Philippe CAPELLE (éd.), Expérience philosophique et expérience mystique, Paris, Cerf, coll. “
Philosophie et Théologie ”, 2005. 21,5 cm. 330 p. ISBN 2-204-07826-3, 35 €.
Les dix-sept contributions de cet ouvrage tentent d'éclairer, à partir de questionnements
spécifiques, le statut épistémologique de la mystique par rapport à la philosophie.
Un premier groupe interroge la nature de l'expérience spirituelle, qu'elle soit philosophique ou
métaphysique. R. Schaeffler souligne l'articulation entre réflexion et expérience dans leur
conceptualisation, toujours à posteriori. J.-L. Vieillard-Baron décrit l'expérience
métaphysique comme prise de conscience de soi. J. Greisch retrace l'histoire du concept
même d'expérience. Face au flou de la définition de la mystique, oscillant entre irrationnel et
accomplissement de l'universel, H. Laux propose un “tiers concept” d'une mystique comprise
comme avènement d'une parole libre et souveraine.
Le deuxième groupe enquête parmi les grandes figures de la mystique. J.-M. Narbonne met en
évidence l'optimisme métaphysique de Plotin. Sa conception d’une âme seulement
partiellement incarnée, restant en lien avec l'Un, la rend naturellement capable de retourner
vers son origine. Pour G. Aubry, le concept central de Plotin est le terme dunamis dont elle
interroge l'équivocité. J.S. O’Leary, à partir d’exemples de Plotin et d’Augustin, cherche à
concilier mystique et philosophie en postulant “une virtualité contemplative de l’esprit
humain”. Y. de Andia distingue une mystique proprement chrétienne, en tant qu'union
relationnelle, d'une démarche païenne visant un devenir-dieu. E. Falque tente une analyse
phénoménologique de l’expérience mystique chez saint Bernard. M.-A. Vannier questionne le
lien entre spéculation et mystique chez maître Eckhart.
Le troisième groupe d'articles s'intéresse aux auteurs modernes comme Simone Weil (E.
Gabellierie) et Levinas (C. Chalier). Les textes de B. Casper et P. Gilbert présentent des
auteurs, respectivement Franz Rosenzweig et Eric Weil, qui récusent expressément la
mystique comme fuite irrationnelle du monde. Ils soutiennent que ce jugement repose sur un
malentendu et que la pensée de ces auteurs peut être qualifiée de mystique authentique.
E. Tourpe relate la polémique du début de XXe s. autour de Jean de la Croix et prend position
pour Blondel. P. Capelle décrit le concept de “retrait” comme marqueur de la modernité
occidentale. Tant la philosophie que la mystique doivent renoncer à toute tentative d'emprise
totalisante.
L'ensemble se termine par la contribution de J.-Y. Lacoste qui peut servir de conclusion.
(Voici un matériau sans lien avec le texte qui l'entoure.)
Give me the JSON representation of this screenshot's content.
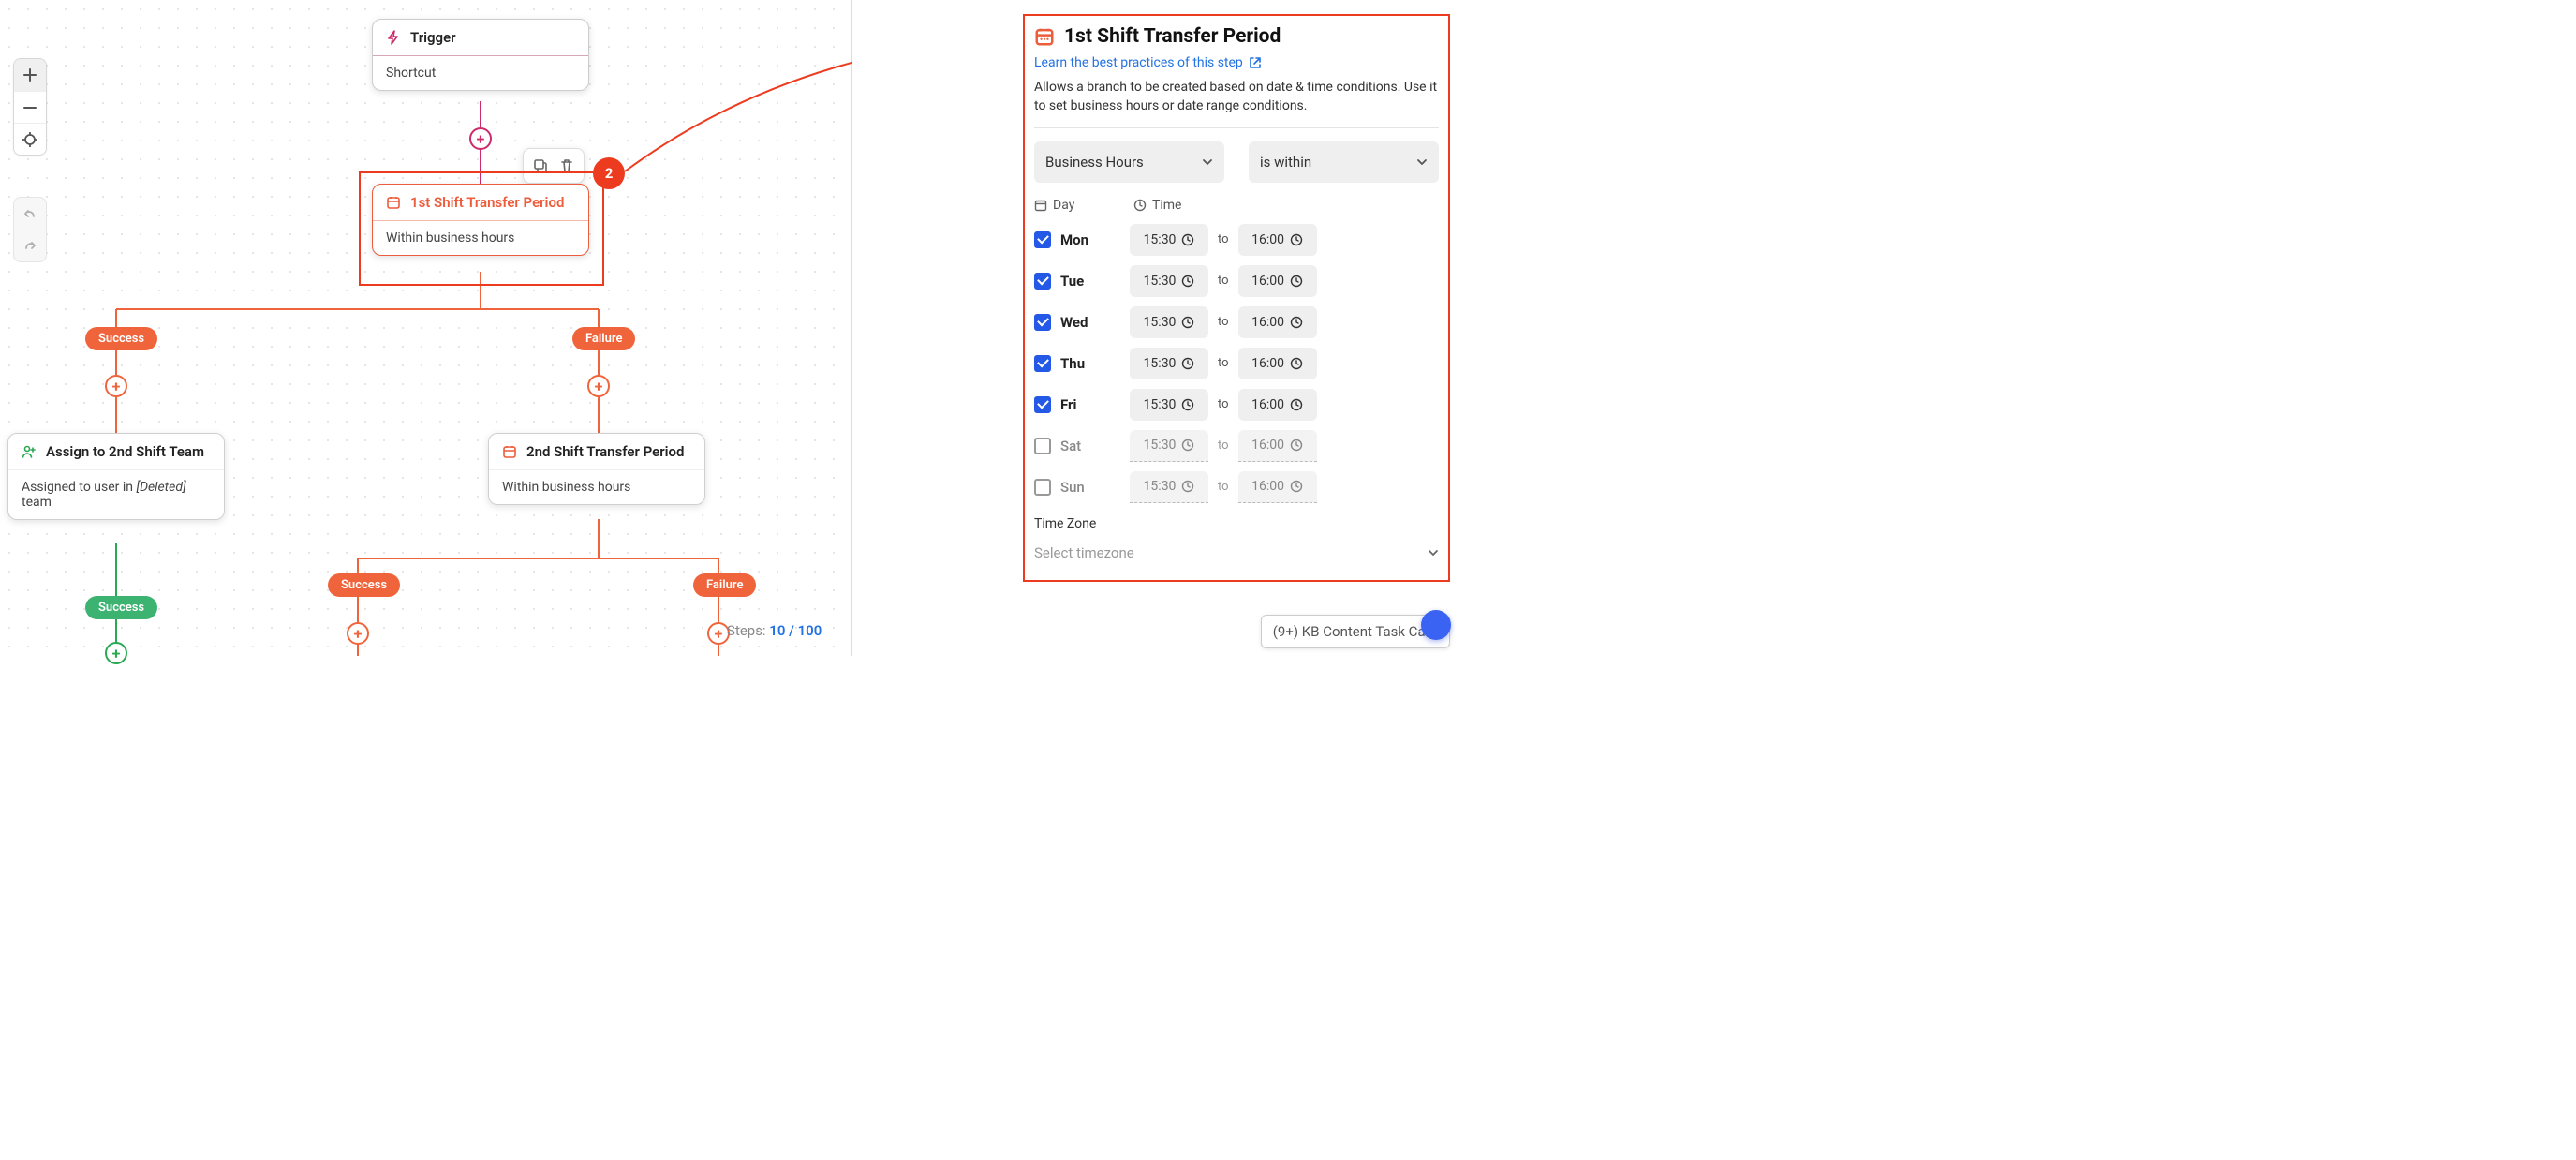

L'auteur met en évidence le point commun entre mystique et philosophie : les deux vivent de
l’inadéquation fondamentale à leur sujet, respectivement Dieu et le réel.
Dans l'ensemble, les différents auteurs suivent une démarche apologétique dont les limites
mériteraient d'être questionnées. Si la spécificité de leurs approches respectives interdit toute
réponse globale à la question posée de la relation entre philosophie et mystique, elle stimule
au contraire la poursuite de la réflexion.